The Connected Communities team kicked off proceedings by outlining the nature and aims of our project, followed by a brief discussion. The main questions, as I remember them, were:
What does a 'social capital strategy' involve, and what would success look like? - The tentative answer seems to be that success is not a particular socio-economic end point, but an ongoing reflexive process on the kinds of community networks and processes we want to inspire, support and enable others to fashion community for themselves. In other words, this is definitely not about the RSA truck pulling in to a place and dictating terms...
Isn't there a danger of defining community prior to engaging in a community, given that it is up to communities to decide what community means to them? (I had a follow up conversation with the same fellow, Allan Bosley, who defined community as 'self-defining individuals who share a common interest'). The short answer to this is necessarily a long answer, but suffice to say that we are not unaware that community is a highly contested and malleable concept, and we agree that positioning ourselves with respect to a particular understanding of community or communities does not make our view of community prescriptive, exhaustive or exclusive.

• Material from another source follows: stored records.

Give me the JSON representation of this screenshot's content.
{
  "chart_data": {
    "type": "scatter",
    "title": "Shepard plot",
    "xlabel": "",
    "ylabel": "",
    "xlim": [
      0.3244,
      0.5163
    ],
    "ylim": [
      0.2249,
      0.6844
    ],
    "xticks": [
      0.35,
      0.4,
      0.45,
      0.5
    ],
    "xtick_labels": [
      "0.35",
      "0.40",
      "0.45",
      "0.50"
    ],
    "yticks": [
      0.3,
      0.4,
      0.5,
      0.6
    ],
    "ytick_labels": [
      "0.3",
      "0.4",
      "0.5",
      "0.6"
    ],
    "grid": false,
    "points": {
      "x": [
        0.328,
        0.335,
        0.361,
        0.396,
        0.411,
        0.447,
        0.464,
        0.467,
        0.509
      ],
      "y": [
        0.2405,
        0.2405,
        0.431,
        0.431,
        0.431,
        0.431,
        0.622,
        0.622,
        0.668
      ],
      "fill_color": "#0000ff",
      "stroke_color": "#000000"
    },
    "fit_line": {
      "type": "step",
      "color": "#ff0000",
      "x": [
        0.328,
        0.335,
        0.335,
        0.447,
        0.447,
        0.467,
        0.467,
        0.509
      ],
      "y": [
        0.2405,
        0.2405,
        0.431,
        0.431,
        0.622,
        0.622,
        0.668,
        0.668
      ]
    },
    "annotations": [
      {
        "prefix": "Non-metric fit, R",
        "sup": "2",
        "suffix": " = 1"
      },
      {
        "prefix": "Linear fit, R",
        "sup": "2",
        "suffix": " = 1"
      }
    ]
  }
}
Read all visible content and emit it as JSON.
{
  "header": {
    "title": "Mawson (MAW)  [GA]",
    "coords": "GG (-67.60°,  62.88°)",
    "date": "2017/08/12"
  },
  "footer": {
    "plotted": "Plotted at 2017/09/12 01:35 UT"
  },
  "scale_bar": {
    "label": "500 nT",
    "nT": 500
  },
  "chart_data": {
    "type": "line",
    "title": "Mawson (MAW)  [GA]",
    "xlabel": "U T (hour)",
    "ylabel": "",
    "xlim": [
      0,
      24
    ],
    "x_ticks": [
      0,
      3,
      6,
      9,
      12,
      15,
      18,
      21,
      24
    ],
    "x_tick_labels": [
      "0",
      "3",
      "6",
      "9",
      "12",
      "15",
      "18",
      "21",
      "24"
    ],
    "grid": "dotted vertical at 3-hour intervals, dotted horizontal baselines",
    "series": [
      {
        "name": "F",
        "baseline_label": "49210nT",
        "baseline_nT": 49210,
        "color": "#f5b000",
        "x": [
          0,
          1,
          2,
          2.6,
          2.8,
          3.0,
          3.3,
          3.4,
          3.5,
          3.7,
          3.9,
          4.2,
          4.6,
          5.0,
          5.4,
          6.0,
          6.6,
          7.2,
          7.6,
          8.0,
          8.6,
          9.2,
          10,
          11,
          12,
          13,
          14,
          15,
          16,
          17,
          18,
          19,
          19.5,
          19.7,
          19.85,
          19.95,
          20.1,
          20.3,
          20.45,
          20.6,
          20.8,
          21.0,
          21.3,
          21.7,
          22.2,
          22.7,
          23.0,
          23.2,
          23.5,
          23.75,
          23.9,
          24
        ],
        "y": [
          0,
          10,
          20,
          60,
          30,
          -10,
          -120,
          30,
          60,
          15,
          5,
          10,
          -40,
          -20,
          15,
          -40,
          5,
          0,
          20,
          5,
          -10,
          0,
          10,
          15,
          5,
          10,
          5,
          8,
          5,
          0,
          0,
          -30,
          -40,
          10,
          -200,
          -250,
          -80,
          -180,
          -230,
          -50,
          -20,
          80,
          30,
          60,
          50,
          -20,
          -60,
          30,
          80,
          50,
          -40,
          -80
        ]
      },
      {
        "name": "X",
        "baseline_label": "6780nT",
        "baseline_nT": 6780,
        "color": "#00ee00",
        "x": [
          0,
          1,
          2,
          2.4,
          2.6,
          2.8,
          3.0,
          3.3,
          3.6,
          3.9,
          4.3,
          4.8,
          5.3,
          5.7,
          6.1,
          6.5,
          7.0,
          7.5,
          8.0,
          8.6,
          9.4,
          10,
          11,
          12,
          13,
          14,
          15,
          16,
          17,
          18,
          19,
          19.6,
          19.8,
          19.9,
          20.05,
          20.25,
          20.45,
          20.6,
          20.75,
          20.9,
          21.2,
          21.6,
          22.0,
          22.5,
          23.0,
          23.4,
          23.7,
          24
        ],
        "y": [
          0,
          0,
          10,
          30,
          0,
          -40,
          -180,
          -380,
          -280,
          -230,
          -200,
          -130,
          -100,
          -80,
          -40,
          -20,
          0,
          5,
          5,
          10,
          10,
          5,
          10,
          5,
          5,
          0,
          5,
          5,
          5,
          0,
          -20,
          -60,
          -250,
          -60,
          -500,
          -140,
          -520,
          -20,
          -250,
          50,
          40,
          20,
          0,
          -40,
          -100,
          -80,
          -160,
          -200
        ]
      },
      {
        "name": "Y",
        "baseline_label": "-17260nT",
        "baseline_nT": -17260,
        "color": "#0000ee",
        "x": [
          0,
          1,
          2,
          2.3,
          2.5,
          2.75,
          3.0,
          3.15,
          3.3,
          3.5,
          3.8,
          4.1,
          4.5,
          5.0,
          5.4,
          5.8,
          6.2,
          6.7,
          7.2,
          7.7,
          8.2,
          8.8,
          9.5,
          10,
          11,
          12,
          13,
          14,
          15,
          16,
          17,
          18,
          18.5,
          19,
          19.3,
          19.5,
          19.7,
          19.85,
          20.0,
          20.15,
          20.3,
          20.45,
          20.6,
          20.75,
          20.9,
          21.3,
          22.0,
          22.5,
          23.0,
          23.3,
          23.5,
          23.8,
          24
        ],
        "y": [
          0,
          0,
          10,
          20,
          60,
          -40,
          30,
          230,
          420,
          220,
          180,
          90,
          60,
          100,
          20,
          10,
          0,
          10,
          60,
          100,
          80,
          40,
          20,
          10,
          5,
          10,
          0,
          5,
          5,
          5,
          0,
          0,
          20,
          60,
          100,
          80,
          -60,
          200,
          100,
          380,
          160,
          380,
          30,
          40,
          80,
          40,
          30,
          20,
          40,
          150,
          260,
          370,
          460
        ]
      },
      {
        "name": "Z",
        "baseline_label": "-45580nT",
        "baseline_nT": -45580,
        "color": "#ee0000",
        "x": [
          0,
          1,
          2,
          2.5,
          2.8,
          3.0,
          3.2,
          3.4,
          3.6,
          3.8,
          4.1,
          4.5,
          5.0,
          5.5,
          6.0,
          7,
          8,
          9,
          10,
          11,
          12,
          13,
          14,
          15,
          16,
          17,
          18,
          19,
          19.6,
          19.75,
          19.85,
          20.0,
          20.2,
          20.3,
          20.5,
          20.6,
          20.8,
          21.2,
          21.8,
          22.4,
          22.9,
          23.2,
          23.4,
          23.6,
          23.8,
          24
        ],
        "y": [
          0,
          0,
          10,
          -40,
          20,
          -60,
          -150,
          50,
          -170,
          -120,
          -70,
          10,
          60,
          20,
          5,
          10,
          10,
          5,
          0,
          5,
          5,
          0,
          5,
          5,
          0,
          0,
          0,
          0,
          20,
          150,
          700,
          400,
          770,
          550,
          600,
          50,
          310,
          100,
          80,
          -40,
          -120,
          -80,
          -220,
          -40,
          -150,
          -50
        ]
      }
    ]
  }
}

Hasn't this all been done before? The idea of community regeneration being 'bottom-up' rather than 'top down' is not new, and is not really where we are coming from. In passing, at a recent RSA event Andrew Mawson encapsulated the best approach to community development as being neither top-down nor bottom-up, but rather 'inside-out', by which he means a community doing things together and gradually coming to know and like itself through its own actions - this is closer to our idea of action research both discovering and harnessing existing community networks.
How does this approach help excluded individuals? We can't be sure yet, but the hypothesis is that making social exclusion more visible through an understanding of social networks, we might help both the excluded to understand available community resources, and the community to better target their resources so that they reach those most in need.
We moved on to consider the nascent idea of a potential Communal Gardens Project in which the RSA would act to facilitate communities in making better use of available land, much of which has fallen into disuse due to the economic downturn.
My break-out discussion group seemed to be enthused by the ideas outlined by Will Shaw, and advised us to look at related examples, for instance at a new communal area near Kew Bridge where residents have taken over space that hasn't been used for 20 years, Urban farms in Middlesborough, Boris Johnson's Capital Gardens in London and Learning Dreams group in the US, which has a communal garden element. There was also a suggestion that we should look closely at the work of The Royal Horticultural Society.
Wider themes concerned the idea that garden, like community need not be tied to one particular space, and that gardens can morph and change both within spaces and between them. So if there is a dispersed urban garden, and one aspect of it has to close down, the garden lives on..
The key question seems to be what happens to the community spirit that is inculcated by the garden work if and (probably) when the garden has disappeared. This raises a wider point about connectivity, friendship and fellowship. When people come together over a particular issue, what keeps them together when the issue has come and gone? The promise a future shared issue, or something deeper?